Il donnait et recevait. Car chaque capo de chaque famiglia n’avait pas
oublié (Oh ! mais comment allait-il oublier ?) d’apporter son enveloppe, de
préférence de quelques centimètres d’épaisseur, avec les sous de Lucky. Un
100 000 par ici, un 200 000 par là , ou davantage, selon le résultat des
opérations.

Le gigantesque congrès des gérants du crime nord-américain s’est évanoui peu
après sa conclusion, en grande partie par le très commode vol direct La
Havane-New York inauguré quelques jours plus tôt.

Lucky n’est cependant pas parti. Il s’est trouvé une très luxueuse villa à 
quelques quadrilatères de la résidence familiale de Grau San Martin, le
président de la république qui si aimablement avait accueilli, sans la
moindre interférence, cet évènement, tellement stratégique pour garantir les
succès futurs de ses distingués participants.

Plus de 55 ans plus tard, il ne reste plus grand chose de cette véritable
invasion de délinquants qui est venue à la Havane, ce Noël, pour célébrer
son plus grand capo et mafier son avenir.

Meyer Lansky et ses body guards. Il a reçu le capo des capos comme un roi à l’hôtel Nacional.

Tous ses participants et toutes les amitiés de ses participants ont fini de
l’autre côté du Golfe où ils se sont réunis, de préférence à Miami, pour se
remettre du séisme qui a rasé leur Empire en 1959 et contre lequel ils n’ont
cessé de conspirer depuis lors, en dominant le territoire de la Floride du
Sud et en remontant les obscurs couloirs qui mènent à la Maison-Blanche.

Là , à Washington, ils sont aujourd’hui une trentaine de représentants d’une
mafia cubano-américaine, fidèles héritiers de la mafia de 46, qui se
promènent à la Maison-Blanche, au Département d’État, au Congrès, au Rose
Garden.

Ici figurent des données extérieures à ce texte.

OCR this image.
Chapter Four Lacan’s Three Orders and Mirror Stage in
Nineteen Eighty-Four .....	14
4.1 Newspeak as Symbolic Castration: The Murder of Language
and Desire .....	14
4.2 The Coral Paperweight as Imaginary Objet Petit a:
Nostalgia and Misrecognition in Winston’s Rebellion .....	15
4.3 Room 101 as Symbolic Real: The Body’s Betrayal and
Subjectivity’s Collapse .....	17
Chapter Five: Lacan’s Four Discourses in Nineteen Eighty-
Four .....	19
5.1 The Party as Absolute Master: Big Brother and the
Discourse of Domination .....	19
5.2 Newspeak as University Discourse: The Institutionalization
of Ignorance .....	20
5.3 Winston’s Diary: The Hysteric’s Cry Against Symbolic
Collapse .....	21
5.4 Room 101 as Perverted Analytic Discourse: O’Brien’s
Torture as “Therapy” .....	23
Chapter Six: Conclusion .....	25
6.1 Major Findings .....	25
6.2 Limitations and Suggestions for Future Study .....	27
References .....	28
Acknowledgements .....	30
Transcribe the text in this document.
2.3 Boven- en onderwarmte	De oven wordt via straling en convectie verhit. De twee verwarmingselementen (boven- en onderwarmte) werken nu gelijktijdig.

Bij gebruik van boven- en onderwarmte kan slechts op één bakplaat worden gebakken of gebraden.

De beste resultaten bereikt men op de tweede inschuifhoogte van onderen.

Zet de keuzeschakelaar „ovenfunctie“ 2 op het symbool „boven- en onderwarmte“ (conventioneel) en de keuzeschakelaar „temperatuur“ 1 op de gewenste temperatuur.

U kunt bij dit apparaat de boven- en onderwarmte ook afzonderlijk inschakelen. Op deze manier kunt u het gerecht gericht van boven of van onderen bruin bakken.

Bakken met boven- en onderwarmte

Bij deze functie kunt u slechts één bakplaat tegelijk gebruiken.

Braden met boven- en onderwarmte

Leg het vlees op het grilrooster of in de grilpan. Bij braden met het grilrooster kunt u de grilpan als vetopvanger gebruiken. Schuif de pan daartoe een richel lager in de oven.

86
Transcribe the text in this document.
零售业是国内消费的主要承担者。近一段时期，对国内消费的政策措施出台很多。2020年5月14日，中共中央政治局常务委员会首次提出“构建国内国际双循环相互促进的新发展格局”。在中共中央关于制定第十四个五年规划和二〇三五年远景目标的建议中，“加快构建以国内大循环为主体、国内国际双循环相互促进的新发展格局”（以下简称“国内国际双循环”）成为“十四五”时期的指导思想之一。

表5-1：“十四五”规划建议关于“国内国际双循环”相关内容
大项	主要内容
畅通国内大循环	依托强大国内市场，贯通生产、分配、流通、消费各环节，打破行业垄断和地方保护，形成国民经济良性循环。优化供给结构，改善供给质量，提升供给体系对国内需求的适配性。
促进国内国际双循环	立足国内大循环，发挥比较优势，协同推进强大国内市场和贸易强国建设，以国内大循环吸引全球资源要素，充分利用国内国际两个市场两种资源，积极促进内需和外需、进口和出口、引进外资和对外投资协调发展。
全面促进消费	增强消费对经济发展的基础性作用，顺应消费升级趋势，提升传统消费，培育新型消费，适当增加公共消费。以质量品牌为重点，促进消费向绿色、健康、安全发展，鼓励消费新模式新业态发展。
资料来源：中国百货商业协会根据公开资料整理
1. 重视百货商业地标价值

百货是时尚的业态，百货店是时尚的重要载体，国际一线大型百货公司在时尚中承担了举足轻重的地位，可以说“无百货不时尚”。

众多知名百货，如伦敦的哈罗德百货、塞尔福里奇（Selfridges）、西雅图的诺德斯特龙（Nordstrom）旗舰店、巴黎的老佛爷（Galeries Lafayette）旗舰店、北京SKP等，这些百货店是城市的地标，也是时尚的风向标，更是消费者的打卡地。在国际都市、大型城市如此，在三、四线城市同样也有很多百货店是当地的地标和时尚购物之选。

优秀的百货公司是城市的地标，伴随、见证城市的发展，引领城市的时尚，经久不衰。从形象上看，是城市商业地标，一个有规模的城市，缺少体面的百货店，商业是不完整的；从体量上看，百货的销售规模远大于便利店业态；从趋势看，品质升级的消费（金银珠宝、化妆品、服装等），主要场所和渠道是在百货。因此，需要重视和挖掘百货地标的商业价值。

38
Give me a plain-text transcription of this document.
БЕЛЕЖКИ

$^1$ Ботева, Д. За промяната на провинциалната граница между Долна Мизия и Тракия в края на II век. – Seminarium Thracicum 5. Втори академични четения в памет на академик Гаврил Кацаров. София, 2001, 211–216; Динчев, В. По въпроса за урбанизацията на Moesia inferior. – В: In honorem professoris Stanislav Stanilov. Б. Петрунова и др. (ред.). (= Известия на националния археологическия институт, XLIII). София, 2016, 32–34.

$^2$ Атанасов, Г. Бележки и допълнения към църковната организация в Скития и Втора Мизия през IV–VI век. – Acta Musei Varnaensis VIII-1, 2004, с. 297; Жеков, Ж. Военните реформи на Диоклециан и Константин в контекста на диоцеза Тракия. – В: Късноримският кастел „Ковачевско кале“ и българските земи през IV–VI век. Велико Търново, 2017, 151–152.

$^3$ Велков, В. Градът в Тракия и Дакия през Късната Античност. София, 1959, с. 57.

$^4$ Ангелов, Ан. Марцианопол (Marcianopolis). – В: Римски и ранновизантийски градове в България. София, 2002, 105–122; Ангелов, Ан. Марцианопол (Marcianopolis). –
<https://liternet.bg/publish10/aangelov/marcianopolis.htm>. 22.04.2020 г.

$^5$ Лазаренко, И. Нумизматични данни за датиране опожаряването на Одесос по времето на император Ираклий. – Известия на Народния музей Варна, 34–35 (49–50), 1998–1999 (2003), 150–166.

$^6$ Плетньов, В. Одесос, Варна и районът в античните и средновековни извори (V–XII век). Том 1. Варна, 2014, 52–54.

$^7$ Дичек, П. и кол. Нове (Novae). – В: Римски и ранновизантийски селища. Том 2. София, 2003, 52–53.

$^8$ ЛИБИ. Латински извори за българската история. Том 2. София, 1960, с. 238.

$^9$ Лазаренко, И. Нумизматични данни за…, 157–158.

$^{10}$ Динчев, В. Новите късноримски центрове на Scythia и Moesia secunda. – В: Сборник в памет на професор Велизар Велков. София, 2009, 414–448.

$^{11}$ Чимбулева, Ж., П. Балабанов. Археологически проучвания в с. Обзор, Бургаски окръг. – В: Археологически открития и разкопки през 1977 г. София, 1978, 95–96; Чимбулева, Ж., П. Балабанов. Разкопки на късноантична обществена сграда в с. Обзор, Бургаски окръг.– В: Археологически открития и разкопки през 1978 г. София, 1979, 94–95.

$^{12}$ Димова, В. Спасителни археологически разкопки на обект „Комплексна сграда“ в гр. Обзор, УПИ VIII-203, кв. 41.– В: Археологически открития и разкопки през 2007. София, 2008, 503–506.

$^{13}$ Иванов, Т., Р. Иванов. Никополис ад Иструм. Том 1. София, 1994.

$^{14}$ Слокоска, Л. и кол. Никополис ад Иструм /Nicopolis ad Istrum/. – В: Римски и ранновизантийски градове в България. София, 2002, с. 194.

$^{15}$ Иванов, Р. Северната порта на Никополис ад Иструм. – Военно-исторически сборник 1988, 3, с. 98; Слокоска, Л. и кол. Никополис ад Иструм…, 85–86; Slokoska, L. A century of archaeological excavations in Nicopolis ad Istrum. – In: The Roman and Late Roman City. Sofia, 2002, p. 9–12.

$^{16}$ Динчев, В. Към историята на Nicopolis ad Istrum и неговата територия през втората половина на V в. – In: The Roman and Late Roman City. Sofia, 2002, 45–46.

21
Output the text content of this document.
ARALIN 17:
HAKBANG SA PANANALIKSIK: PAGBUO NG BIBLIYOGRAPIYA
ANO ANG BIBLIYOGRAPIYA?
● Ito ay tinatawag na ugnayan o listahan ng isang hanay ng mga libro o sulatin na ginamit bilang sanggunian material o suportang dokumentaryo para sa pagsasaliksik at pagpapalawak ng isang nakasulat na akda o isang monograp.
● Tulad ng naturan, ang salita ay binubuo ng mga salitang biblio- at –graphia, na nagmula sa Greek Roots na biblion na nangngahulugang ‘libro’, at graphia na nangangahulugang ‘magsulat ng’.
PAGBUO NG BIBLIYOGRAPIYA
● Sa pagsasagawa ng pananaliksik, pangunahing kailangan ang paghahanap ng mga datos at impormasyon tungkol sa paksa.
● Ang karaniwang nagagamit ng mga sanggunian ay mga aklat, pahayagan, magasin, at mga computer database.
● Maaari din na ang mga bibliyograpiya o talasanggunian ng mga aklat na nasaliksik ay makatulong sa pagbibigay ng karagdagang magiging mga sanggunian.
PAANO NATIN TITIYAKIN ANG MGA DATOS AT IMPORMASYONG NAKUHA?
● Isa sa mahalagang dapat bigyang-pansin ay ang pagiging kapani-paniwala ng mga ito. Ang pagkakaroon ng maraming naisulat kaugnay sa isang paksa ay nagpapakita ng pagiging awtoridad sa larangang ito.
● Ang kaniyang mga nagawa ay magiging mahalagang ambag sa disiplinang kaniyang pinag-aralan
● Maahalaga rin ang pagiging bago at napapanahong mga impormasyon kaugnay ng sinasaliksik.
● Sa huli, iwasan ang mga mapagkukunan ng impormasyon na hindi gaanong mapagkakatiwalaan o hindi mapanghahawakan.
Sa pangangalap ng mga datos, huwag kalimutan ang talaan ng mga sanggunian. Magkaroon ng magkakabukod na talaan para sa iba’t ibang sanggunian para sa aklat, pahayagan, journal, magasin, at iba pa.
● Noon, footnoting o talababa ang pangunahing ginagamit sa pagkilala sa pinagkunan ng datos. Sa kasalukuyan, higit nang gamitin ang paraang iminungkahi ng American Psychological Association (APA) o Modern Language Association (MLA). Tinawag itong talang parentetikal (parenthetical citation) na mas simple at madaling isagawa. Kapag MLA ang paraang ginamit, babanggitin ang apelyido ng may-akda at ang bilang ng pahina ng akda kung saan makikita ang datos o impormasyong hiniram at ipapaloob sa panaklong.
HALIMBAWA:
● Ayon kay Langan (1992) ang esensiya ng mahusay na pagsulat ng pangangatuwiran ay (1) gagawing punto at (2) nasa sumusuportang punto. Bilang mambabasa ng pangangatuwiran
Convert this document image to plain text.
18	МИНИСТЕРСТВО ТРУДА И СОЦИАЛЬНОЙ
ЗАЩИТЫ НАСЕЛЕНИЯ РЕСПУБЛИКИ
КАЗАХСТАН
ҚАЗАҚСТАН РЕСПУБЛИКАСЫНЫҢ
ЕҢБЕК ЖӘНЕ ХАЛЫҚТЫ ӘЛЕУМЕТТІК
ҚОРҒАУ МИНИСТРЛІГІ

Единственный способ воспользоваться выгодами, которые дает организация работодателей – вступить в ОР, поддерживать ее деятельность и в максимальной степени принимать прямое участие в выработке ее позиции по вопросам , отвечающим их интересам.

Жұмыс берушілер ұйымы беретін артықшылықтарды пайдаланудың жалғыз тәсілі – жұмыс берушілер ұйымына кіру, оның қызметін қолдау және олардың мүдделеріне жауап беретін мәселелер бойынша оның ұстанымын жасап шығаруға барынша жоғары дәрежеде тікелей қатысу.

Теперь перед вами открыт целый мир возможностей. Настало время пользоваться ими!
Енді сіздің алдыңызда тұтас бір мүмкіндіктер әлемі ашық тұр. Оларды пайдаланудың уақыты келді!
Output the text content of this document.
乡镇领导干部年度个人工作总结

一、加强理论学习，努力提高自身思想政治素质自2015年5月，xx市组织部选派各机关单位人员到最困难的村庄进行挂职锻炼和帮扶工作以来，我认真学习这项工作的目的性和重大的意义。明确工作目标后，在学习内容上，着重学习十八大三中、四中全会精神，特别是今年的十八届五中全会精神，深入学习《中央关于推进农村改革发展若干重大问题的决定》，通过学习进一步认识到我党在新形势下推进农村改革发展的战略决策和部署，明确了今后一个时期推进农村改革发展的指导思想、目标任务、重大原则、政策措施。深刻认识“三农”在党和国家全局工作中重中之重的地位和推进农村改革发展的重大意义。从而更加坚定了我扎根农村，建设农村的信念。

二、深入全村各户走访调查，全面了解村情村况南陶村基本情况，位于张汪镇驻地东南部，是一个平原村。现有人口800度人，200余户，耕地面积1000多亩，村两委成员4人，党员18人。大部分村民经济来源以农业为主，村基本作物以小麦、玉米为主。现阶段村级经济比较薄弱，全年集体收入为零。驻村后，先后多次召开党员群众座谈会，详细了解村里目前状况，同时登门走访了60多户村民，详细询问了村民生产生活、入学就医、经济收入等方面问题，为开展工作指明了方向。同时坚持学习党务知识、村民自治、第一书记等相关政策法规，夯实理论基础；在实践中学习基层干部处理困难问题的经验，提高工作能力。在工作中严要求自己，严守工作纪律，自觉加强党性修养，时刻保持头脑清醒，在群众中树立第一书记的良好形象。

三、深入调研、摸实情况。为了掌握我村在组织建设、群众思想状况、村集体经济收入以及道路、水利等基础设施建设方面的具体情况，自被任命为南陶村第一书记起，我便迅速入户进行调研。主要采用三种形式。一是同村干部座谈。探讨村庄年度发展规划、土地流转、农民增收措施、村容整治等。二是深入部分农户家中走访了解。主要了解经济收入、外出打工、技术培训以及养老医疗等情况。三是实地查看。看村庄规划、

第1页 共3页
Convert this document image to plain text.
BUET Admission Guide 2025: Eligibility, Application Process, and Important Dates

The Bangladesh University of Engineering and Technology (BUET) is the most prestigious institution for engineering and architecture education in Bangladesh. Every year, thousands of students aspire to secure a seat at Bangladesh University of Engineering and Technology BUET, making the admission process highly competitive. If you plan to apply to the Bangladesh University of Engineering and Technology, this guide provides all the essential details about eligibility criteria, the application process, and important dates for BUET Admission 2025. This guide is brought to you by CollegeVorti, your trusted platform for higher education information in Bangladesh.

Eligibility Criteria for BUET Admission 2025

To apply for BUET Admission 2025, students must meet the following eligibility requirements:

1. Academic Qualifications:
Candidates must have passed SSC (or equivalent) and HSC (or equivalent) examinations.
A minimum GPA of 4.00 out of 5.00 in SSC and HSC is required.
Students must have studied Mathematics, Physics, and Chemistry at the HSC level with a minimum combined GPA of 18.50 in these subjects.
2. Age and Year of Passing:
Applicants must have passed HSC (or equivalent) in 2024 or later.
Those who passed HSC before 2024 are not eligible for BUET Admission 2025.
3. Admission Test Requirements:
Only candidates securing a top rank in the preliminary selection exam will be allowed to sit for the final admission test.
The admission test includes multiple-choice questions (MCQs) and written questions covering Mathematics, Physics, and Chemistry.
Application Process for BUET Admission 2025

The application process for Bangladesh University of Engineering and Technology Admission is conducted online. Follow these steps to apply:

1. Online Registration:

D’autres gravitent dans les confortables grottes politiques de la
république batistienne de Miami, depuis la Tour de la Pseudo Liberté jusqu’
au Café Versailles. Ils s’appellent Reich, Diaz-Balart, Noriega, Pérez-Roura
ou Zuñiga, Bosch, Sargent ou Frometa. D’autres jouent au domino au Panama,
dans une prison dorée.

Ils rêvent tous d’une éventuelle résurrection de leur monde de contes où on
laissait en paix les méchants.

Les plus méchants parmi les méchants.